What President-elect Biden and the first female vice-president, Kamala Harris, will
not have at their disposal is a magic wand. They will inherit a high public debt, a huge
federal deficit and a vast domestic crisis surrounding the pandemic. Hopefully, they may
have a crucial ingredient of politics, namely luck: the luck to arrive in office just at the time
when the first effective vaccines against covid-19 become available. If so, the task of federal
and state authorities will be to manage the logistics of a mass vaccine programme, which is
an easier challenge than that of guiding social behaviour during a time of mass infections.

So they could arrive just when there is light appearing at the end of the pandemic
tunnel. This might make it easier for them to persuade Congress to pass an American
version of the European Union’s Next Generation Fund, in other words a large programme
of public investment to rebuild infrastructure and to re-set America’s economy and society
for the future. There is a big danger that the Republican Party may try to block this. But
some sort of reconstruction effort is going to be needed.

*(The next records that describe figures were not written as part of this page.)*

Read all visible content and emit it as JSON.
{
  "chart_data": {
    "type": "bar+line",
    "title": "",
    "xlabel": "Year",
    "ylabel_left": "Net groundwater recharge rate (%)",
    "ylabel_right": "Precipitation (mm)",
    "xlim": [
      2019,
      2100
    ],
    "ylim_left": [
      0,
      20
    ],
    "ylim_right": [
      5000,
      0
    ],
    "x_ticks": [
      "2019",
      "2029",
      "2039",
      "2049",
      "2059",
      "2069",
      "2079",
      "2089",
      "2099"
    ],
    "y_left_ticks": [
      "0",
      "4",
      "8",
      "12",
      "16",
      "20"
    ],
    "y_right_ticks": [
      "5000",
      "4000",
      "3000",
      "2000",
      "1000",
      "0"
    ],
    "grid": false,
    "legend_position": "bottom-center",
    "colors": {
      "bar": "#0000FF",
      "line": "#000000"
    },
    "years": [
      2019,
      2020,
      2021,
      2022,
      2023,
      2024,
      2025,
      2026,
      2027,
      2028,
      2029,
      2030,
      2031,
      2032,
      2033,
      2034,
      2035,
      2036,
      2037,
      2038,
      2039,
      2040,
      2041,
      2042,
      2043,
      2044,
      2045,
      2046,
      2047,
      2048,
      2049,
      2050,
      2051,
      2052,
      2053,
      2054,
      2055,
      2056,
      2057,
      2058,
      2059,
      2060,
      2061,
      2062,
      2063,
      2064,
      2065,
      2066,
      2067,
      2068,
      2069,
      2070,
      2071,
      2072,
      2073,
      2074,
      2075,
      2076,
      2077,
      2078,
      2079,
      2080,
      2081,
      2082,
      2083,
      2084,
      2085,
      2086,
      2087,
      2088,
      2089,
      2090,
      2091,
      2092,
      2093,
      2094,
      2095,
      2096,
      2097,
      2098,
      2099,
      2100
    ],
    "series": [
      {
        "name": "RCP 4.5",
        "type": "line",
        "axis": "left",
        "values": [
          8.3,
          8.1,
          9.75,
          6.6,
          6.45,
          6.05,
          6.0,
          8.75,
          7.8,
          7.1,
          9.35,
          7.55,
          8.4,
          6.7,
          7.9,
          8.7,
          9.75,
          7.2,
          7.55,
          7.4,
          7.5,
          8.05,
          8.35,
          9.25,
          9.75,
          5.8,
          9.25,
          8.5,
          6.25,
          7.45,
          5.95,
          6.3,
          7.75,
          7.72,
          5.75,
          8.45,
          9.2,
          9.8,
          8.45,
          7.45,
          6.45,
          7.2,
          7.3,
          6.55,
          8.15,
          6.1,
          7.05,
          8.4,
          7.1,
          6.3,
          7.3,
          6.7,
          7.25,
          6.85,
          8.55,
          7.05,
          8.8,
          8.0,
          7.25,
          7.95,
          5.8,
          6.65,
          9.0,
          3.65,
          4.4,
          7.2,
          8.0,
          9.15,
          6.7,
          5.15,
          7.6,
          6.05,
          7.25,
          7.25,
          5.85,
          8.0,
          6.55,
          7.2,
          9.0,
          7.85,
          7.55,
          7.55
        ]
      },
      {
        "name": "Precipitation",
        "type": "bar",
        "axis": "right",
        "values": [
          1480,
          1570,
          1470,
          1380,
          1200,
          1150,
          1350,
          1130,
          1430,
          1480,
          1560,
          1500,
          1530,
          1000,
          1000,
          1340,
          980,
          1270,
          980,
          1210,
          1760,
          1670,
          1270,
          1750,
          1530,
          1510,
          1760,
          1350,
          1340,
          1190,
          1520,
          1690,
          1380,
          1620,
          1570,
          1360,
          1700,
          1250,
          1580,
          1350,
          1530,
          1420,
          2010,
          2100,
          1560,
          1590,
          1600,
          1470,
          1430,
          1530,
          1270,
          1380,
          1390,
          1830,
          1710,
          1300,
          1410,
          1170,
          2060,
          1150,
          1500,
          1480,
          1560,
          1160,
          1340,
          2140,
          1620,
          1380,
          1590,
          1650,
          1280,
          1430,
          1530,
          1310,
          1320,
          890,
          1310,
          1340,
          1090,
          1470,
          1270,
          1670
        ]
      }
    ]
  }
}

We must all hope that they succeed in creating some kind of bipartisan consensus
around this. For all of us, in Europe as in the rest of the world, need a stronger, stabler,
more socially cohesive America. We need to find solutions to our own social and economic
ailments while we are waiting to see whether Biden and Harris can solve America’s. But our
success will nevertheless be made likelier if America can succeed to. And all of us must hope
that Trump does not return to the White House after the 2024 election.